Most of his holidays were spent, not with younger
companions, but oddly enough with John Flint.
That old friendship, renewed after every parting,
seemed to have grown stronger with the boy’s
growth; the passing years deepened it.
“My boy’s forever boasting
of your Butterfly Man,” said the judge, falling
into step with me one morning on the street. “He
tells me Flint’s been made a member of several
learned societies; and that he’s gotten out
a book of sorts, telling all there is to tell about
some crawling plague or other. And it seems this
isn’t all the wonderful Mr. Flint is capable
of: Laurence insists that biologists will have
to look Flintward pretty soon, on account of observations
on what he calls insect allies whatever
they are.”
“Well, you see, his work on
insect allies is really unique and thorough, and it
opens a door to even more valuable research,”
said I, as modestly as I could. “Flint
is one of its great pioneers, and he’s blazing
the way.

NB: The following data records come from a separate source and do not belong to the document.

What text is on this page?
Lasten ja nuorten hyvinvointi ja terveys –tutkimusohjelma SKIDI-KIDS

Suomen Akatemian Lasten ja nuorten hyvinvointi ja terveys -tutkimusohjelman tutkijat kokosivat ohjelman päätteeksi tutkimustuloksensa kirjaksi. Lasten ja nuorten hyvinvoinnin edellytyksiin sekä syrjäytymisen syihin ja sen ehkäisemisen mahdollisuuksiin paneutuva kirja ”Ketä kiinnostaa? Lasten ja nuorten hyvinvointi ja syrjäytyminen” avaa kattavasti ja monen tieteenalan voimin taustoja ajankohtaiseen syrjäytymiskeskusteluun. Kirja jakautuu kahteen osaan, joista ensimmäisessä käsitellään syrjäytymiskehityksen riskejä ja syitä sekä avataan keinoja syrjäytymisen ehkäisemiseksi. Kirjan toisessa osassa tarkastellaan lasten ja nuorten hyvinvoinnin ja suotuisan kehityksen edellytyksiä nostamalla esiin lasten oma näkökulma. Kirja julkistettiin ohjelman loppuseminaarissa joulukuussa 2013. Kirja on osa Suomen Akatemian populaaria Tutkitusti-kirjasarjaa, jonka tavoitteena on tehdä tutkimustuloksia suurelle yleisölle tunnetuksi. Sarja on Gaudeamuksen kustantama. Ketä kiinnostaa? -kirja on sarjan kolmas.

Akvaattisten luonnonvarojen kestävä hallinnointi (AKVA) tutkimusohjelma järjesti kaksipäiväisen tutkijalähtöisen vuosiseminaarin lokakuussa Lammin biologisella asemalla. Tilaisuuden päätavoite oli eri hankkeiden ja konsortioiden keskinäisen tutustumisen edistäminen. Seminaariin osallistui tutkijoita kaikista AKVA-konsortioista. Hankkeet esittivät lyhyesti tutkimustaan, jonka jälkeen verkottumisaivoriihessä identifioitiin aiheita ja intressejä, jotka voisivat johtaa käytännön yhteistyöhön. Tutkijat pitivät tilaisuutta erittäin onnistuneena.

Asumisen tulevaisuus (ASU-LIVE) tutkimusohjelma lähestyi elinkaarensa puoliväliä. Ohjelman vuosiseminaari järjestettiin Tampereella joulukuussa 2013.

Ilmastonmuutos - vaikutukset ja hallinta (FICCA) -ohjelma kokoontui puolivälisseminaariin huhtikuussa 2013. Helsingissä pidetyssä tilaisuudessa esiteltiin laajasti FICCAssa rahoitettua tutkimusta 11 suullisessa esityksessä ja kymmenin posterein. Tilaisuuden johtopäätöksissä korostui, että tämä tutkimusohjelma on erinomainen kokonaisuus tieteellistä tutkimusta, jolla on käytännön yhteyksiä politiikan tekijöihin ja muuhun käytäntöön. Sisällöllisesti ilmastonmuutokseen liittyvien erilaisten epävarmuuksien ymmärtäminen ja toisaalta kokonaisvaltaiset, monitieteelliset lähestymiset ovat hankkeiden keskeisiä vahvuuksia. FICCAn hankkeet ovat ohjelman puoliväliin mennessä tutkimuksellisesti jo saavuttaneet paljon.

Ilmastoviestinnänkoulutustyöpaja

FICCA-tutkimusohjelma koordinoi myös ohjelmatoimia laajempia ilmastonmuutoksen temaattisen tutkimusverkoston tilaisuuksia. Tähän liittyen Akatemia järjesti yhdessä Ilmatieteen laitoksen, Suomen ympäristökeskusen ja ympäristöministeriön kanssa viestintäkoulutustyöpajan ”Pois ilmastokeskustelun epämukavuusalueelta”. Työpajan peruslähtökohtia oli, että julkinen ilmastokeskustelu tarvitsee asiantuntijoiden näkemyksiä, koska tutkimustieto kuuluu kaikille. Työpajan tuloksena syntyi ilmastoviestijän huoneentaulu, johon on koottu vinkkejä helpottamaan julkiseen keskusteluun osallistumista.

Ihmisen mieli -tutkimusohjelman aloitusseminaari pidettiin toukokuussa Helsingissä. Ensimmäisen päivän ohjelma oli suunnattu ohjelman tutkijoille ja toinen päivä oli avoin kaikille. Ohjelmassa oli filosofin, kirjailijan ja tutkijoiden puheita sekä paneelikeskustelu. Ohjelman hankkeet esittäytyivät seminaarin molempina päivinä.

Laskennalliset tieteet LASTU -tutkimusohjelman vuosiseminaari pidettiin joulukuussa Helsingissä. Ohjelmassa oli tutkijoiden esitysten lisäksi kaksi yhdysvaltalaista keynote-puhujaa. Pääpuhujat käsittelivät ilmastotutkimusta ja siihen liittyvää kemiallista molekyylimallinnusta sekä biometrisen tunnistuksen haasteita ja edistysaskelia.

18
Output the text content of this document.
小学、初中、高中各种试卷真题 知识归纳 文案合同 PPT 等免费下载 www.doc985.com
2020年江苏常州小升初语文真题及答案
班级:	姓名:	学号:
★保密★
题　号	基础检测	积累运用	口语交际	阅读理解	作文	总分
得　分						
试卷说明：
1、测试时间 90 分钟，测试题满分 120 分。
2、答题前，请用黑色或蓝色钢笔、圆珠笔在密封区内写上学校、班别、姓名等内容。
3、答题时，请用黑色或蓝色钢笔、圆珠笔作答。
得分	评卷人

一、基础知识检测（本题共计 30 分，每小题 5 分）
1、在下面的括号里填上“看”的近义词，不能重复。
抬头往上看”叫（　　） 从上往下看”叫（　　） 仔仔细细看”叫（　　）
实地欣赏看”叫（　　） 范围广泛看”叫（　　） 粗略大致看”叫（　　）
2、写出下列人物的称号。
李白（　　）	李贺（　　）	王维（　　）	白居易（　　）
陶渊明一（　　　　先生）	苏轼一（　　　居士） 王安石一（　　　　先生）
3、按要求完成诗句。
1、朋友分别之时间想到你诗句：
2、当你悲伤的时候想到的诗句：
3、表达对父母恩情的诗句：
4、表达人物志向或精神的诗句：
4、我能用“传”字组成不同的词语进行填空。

Some day when the real naturalist comes
into his own, he will rank far, far above tricky senators
and mutable governors!”
The judge smiled. “Spoken
like a true bughunter,” said he. “As
a matter of fact, this fellow is a remarkable man.
Does he intend to remain here for good?”
“Yes,” said I, “I
think he intends to remain here for good.”
I could not keep the pride out of my voice and eyes.
Let me again admit my grave fault: I am a vain
and proud old man, God forgive me!
“Your goose turned out a butterfly,”
said the judge. “One may well be pardoned
a little natural vanity when one has engineered a feat
like that! Common tramp, too, wasn’t he?”
“No, he wasn’t. He was a most uncommon
one.”
“I could envy the man his spontaneity
and originality,” admitted the judge, rubbing
his nose. “Well, father, I’m
perfectly satisfied, so far, to have my only son tramp
with him.”
“So is my mother,” said I.
At that the judge lifted his hat with
a fine old-fashioned courtesy good to see in this
age when a youth walks beside a maid and blows cigarette
smoke in her face upon the public streets.
“When such a lady approves of
any man,” said he, gallantly, “it confers
upon him letters patent of nobility.”
“We shall have to consider John
Flint knighted, then,” said my mother merrily,
when I repeated the conversation. “Let’s
see,” she continued gaily. “We’ll
put on his shield three butterflies, or, rampant on
a field, azure; in the lower corner a net, argent.
Motto, ’In Hoc Signo Vinces.’
There’ll be no sign of the cyanide jar.
I’ll have nothing sinister shadowing; the Butterfly
Man’s escutcheon!”
She knew nothing about the trust St.
Stanislaus kept; she had never met Slippy McGee.